Meyer: If we can show that we can keep people healthier and plateau or reduce their total cost of care, there’s a business proposition in terms of selling that to the public who are choosing an MA plan or an employer who is choosing a payer. Because whether I’m self-insured or fully insured [or in an]MA and even ACA kind of plan, the value proposition of how much am I going to pay out of pocket, how much is my employer paying and those types of things are all based on what is the pricing structure. And the only way we’re going to be able to plateau our pricing structure is if we can reduce the care costs that we are providing. So, there’s a business proposition from the plan side because this gives us the business opportunity ultimately have a better value proposition ultimately for the folks we are selling insurance to.
Q: Is the risk move harder amid tougher operating environment for MA plans?
Meyer: It’s significantly more important because as the payment you receive as a payer for MA gets mitigated, you’ve got to find a way to keep down the cost. You can do that with: ‘Hey, I’m going to pay you less’ to a provider,’ but it’s then harder to get providers to accept that.
We think that in the short term and in the long term, the value proposition is much higher for us to be able to say. ‘We will mitigate the cost of the care,’ then there’s a win-win for everybody. The members and patients are healthier. There’s a sustainable business model for us as a payer, and the federal government is going to mitigate its costs as boomers move into Medicare.
I don’t know what the new administration will want to do but there’s no question that the government is saving money on MA versus traditional Medicare. And the government has said their goals are to get everybody into a value-based structure like MA by 2030. So, if there’s going to be a mandate that everybody move, and, as an example, RFK Jr. has said, ‘Hey, we ought to mandate that everybody is on a Medicare Advantage and there’s just no traditional Medicare anymore because it’s more cost-effective for the government.’ Ok, it hasn’t happened yet but if it does, being able to manage that risk as a payer becomes critically important and the most effective way to manage that risk is to really have programs that in fact decrease total cost of care.
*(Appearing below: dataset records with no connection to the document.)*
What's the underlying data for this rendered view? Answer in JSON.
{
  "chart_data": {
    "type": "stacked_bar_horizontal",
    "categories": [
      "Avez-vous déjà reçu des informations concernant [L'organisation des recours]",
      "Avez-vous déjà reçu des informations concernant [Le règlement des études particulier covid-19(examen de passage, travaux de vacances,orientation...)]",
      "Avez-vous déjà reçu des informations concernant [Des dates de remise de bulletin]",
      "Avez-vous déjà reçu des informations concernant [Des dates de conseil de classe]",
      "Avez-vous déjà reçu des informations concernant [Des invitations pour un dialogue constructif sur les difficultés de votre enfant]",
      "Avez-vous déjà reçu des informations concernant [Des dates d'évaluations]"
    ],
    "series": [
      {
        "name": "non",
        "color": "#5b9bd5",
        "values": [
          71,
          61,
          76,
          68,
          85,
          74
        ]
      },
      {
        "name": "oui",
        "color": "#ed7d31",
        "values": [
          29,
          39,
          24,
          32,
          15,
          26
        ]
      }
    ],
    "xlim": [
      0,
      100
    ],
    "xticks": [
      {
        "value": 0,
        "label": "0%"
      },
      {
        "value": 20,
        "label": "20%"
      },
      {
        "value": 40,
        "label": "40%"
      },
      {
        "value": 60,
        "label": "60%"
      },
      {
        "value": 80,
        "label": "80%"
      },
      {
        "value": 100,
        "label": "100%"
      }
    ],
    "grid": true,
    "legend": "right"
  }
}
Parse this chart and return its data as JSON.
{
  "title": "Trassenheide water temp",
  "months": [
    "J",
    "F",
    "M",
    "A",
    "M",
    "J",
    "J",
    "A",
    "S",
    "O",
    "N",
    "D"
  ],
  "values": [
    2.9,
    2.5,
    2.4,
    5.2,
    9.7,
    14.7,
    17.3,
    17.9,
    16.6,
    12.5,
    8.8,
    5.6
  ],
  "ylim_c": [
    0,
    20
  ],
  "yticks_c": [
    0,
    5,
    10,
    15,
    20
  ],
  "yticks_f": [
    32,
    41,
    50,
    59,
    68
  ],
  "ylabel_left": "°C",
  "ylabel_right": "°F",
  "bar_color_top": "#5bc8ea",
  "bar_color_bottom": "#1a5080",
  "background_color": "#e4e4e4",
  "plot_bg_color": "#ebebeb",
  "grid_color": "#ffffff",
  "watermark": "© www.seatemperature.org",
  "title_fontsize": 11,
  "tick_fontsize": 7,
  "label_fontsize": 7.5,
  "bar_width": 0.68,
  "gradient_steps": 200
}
Q: Has anything unwanted emerged in the risk model yet?
Meyer: We were expecting some increased utilization but not to the degree we have seen. So managing that and trying to understand whether that is a new baseline, where this is just what the expectation is from the community, or whether this, for lack of a better term — the pig in a python — there was a pent up demand, and it’s going to work its way through the system and then we will get back to a previous baseline — it’s unknown right now.
Q: Is provider scale a pre-requisite for downside risk?
Meyer: There is a minimum scale. We think of it as sort of a membership of about 3,000 [plan enrollees]. But having said that, it is more about access than it is necessarily about that kind of scale, which is if we can’t provide appropriate access to primary care, in particular, but also to specialty care, then people are going to delay care. And delayed care means you’re going to spend more money. So, some of it is that adequacy of access to care is a little more important than the scale of the members you’ve got. The good thing for us is our scale in the program is big enough that pretty much every primary care doctor is going to have hundreds of members as opposed to ‘I’ve got six members in the plan.’ The trouble for doctors historically has been ‘If I’ve only got 15 or 20 people in my practice who are in this program, it’s really hard for me to pay attention to that.’ But if one-third of my practice or 50% of my practice is in his program, then it’s pretty straightforward for me to pay attention to them, to the data that’s coming to me about who’s at risk and who’s got care gaps that need to be closed or who is a rising risk patient who needs more attention. So for us, it’s more about ‘How do we make sure that people have access and that enough docs in the program where each doc has critical mass,’ than it is about ‘Hey, a practice has to have a particular scale to do it.’ You just got to have enough scale to have attention in the individual physician’s practice.